GithubHelp home page GithubHelp logo

Comments (12)

SmithSamuelM avatar SmithSamuelM commented on July 1, 2024 1

@peacekeeper I agree that if one takes extra measures like using hash links one can go a long ways to addressing some of my security concerns of @context. However I agree with @dhh1128 that that there is no guarantee that that is how they will be used. Fundamentally, from a secure system design standpoint, its not that someone could use @context in a more or less secure way (which even using the best suggestions still has security vulnerabilities) but that when used as intended (which is in an open world model) that there is no way to guarantee any level of security. Security is about reducing the attack surfaces that malicious users can exploit in ways that are difficult to anticipate. So @context is intended as an extensibility mechanism that enables injection of information not under the control of the issuer. Any resolver, or any other intermediary such as a relay can use @context to inject arbitrary information and a json-ld verifier will accept it. This means that we would have to add a new protocol that is not normative to json-ld, and that is not-normative to the did method itself to protect against such an injection. A normative did doc itself is not end-verifiable ( it is not signed), one has to trust the did resolver or any other type of intermediary that provides it. Therefore a malicious attacker could impersonate any intermediary and inject in such a way that the end-verifier can't detect such an injection because any intermediate '@context' injection is normatively correct vis-a-vis JSON-LD and the did doc spec.

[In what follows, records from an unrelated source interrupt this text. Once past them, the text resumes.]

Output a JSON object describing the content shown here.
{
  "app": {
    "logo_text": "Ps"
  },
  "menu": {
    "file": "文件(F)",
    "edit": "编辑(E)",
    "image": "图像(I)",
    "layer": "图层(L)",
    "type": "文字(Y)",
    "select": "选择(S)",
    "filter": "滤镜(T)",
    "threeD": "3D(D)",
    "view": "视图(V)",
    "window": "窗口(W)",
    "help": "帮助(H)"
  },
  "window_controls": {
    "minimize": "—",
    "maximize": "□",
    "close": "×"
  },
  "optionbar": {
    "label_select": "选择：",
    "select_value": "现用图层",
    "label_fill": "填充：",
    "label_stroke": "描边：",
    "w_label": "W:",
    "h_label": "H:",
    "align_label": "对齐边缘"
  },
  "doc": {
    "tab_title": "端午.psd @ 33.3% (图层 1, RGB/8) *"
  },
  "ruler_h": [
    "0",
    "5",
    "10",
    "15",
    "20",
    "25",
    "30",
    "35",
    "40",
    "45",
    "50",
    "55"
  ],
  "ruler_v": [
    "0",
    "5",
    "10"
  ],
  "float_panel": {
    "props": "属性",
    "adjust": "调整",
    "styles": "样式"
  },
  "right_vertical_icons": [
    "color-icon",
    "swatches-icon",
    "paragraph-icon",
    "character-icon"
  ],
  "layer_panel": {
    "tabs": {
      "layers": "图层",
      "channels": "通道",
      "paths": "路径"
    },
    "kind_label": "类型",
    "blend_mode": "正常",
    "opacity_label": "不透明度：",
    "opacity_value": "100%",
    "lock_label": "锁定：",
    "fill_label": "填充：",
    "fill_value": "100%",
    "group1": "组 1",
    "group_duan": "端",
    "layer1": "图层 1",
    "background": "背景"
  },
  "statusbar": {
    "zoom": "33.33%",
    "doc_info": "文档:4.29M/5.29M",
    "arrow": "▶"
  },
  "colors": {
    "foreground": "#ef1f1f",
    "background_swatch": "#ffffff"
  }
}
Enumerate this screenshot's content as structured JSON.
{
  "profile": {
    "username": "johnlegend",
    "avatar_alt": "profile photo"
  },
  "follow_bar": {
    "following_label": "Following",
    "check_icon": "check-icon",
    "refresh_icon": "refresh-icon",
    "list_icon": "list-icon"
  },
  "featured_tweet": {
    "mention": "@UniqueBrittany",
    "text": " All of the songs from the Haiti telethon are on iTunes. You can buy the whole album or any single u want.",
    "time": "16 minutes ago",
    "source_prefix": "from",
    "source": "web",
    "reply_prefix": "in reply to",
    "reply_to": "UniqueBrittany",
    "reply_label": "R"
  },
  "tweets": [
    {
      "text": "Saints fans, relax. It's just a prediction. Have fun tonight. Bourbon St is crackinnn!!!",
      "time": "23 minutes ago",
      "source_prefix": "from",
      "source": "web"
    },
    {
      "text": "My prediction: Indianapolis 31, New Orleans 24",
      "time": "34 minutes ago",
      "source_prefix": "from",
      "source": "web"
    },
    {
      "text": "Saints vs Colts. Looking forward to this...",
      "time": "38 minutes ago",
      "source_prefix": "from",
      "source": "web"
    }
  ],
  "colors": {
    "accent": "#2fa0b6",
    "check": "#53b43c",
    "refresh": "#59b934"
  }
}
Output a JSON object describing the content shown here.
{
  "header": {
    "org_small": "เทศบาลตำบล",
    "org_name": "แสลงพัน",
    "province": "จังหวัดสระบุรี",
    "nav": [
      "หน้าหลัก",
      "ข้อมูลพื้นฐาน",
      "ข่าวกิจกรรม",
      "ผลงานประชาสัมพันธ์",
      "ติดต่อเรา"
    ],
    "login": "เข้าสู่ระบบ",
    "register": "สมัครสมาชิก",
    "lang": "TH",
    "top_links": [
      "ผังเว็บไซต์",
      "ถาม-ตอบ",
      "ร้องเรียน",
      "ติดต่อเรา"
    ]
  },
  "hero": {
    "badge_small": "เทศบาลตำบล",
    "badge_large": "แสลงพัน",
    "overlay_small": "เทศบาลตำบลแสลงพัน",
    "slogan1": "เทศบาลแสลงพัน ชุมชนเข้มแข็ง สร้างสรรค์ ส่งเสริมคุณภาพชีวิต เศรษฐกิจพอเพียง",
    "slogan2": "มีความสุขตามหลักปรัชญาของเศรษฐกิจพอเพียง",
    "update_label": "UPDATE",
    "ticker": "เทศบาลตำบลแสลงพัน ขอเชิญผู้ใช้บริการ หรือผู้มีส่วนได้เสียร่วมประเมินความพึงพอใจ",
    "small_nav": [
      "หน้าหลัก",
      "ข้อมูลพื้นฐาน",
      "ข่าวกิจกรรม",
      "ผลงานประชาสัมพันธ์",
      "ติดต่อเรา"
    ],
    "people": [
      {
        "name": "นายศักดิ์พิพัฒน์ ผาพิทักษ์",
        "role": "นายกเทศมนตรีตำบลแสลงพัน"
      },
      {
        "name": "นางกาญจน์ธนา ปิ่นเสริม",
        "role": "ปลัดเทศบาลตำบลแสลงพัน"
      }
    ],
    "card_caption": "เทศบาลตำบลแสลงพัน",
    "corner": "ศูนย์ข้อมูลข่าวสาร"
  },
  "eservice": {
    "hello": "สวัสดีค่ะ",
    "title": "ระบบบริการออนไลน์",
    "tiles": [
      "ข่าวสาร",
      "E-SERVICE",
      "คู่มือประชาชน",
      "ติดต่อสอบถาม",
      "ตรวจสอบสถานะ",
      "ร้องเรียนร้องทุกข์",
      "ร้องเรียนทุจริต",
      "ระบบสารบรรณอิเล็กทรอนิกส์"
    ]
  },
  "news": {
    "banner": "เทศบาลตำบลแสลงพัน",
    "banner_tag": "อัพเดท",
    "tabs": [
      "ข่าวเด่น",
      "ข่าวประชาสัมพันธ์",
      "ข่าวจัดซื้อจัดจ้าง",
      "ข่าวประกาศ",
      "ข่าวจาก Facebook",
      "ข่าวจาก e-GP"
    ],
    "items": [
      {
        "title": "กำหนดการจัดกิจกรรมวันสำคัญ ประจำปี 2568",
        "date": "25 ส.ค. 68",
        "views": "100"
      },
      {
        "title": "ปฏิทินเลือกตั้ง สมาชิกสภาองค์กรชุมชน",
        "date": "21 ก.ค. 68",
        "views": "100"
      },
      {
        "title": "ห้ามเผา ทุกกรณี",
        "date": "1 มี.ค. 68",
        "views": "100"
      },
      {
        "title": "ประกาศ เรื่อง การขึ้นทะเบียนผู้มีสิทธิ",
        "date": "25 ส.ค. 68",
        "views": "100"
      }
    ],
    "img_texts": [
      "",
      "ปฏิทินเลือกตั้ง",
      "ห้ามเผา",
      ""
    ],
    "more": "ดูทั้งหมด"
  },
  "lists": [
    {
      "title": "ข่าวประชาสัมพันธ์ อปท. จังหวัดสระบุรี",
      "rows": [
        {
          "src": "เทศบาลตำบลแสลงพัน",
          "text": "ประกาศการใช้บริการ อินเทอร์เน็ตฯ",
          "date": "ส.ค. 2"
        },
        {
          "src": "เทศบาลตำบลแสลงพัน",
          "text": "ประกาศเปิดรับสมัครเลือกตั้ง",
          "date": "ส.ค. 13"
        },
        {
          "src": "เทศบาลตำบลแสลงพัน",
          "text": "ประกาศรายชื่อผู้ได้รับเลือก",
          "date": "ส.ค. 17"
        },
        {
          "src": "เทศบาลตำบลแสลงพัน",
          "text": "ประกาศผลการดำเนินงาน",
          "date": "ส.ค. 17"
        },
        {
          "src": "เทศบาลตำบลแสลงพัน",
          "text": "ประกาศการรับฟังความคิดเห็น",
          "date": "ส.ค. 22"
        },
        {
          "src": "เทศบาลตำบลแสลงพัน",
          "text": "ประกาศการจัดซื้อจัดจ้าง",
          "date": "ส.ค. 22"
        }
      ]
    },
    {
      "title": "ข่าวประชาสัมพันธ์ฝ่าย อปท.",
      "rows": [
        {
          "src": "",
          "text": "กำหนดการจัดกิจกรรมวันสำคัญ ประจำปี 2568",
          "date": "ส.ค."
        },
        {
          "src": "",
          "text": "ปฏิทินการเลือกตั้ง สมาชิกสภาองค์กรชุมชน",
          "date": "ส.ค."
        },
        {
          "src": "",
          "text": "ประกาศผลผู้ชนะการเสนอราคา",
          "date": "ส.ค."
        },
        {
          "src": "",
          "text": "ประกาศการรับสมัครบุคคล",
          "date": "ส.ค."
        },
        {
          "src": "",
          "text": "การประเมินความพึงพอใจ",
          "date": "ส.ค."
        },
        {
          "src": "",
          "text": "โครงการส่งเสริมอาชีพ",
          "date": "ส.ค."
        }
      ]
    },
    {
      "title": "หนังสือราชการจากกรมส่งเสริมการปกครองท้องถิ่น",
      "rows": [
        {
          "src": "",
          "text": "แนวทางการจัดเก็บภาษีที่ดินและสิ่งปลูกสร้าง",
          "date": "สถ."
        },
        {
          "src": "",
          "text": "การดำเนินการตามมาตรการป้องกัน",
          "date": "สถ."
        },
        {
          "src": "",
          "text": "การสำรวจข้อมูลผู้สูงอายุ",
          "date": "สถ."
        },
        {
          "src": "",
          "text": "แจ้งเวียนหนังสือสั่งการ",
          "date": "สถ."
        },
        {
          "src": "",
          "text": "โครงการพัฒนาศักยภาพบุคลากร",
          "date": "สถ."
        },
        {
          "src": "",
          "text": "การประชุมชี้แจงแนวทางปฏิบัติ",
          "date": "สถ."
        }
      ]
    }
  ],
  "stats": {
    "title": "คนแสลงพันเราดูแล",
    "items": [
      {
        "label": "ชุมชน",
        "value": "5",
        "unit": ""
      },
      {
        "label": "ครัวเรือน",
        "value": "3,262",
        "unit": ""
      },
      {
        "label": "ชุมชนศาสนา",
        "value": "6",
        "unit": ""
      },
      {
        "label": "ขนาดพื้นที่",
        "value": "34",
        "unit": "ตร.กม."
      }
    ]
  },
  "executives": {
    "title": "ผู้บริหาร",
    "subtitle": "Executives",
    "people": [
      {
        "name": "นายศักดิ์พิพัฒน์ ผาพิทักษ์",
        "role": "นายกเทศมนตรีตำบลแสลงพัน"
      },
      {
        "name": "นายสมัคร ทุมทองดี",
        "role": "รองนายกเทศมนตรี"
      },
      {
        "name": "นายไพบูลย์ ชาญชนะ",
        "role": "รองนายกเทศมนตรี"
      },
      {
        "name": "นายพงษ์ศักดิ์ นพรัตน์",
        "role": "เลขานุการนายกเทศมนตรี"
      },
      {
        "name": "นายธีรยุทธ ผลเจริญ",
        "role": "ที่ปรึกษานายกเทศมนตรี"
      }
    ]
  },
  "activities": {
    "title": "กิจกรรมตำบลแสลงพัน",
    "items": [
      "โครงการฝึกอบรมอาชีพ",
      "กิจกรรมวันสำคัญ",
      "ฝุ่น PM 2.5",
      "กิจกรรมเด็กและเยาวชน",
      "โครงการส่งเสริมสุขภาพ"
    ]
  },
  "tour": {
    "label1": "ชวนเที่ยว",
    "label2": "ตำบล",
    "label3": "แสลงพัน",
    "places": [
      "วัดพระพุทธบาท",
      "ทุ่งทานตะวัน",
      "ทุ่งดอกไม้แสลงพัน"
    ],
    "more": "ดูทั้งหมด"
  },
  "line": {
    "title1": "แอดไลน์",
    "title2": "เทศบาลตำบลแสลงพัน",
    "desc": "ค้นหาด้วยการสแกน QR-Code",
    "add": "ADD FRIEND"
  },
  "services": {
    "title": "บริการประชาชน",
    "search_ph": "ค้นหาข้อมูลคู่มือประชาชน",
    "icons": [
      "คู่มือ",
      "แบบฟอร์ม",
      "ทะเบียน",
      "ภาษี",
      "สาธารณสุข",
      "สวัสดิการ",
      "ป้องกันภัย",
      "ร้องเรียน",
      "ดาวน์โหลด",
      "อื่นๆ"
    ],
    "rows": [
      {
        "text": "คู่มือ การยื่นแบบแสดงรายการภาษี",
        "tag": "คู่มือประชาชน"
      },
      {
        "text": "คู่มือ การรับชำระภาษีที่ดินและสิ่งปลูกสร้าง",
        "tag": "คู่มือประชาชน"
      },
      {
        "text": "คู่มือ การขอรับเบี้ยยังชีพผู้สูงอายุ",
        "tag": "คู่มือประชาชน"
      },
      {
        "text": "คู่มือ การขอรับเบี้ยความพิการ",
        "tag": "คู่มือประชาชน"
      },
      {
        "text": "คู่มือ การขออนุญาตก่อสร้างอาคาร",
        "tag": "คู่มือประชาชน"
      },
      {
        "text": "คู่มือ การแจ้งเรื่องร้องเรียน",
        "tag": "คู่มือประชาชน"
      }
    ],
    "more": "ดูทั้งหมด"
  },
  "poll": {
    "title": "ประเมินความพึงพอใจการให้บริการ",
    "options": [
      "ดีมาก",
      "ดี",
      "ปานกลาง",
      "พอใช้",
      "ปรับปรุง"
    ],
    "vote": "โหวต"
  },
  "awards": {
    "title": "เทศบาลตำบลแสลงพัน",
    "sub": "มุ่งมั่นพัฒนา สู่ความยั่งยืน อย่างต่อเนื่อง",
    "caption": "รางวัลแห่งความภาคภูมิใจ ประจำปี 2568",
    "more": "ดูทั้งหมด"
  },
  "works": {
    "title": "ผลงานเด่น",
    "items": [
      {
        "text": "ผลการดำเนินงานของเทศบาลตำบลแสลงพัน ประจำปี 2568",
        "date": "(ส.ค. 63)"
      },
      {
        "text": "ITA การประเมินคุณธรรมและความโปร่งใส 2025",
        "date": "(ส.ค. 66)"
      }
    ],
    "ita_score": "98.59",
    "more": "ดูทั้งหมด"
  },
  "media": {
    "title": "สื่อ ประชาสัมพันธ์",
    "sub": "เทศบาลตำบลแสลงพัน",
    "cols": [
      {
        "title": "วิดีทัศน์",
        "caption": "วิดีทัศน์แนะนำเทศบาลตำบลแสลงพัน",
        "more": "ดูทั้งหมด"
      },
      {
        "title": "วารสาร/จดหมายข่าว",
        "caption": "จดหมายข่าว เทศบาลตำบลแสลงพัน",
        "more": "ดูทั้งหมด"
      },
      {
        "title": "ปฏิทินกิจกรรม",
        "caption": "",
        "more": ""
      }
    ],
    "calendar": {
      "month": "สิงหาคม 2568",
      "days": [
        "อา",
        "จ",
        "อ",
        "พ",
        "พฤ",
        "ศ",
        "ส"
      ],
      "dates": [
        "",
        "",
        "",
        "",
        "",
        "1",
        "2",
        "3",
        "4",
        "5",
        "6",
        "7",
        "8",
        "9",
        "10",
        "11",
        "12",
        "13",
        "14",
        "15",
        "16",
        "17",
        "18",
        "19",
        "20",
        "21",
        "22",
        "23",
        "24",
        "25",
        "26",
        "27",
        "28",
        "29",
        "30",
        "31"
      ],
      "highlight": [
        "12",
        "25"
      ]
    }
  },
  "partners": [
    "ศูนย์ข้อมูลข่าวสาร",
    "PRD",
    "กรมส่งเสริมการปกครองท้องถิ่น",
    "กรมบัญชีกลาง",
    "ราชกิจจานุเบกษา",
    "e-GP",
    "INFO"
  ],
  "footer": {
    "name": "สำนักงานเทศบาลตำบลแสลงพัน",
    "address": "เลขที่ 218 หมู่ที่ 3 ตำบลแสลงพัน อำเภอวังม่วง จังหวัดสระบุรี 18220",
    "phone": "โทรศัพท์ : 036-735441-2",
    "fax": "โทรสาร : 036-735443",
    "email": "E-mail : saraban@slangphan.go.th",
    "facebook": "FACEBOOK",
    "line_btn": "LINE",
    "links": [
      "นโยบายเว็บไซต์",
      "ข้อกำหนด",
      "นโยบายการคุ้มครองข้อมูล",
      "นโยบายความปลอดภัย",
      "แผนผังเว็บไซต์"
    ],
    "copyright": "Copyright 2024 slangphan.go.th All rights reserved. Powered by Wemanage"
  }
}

I know that "best practice" would be to only run one's own resolver in one's own infrastructure so that its more protected than some resolver running in someone else's infrastructure. Moreover, given that we have a universal resolver that is meant to be run anywhere, a verifier can't guarantee that best practices have been followed, if for no other reason that we have made it easy to violate them by virtue of publishing implementations that do not use them. But even if one runs their own resolver in their own infrastructure it is still a much weaker security posture than one that is end-verifiable. One can have trusted intermediaries but such intermediaries are still subject to various attacks. Attacks on such intermediaries are well know exploits for DNS resolvers and BGP resolvers even when in one's own infrastructure. Running one's own DID resolver is not very strong protection relatively speaking. Furthermore, @context injection because it is normatively correct makes such an attack undetectable downstream. To reiterate, because @context is a normatively correct mechanism that allows arbitrary injection of information, a successful attack is undetectable. Protocols that enable undetectable, but successful attacks are pathologically broken protocols from a security standpoint. The harm from such an attack is unbounded because the attack can persist indefinitely without detection and hence mitigation.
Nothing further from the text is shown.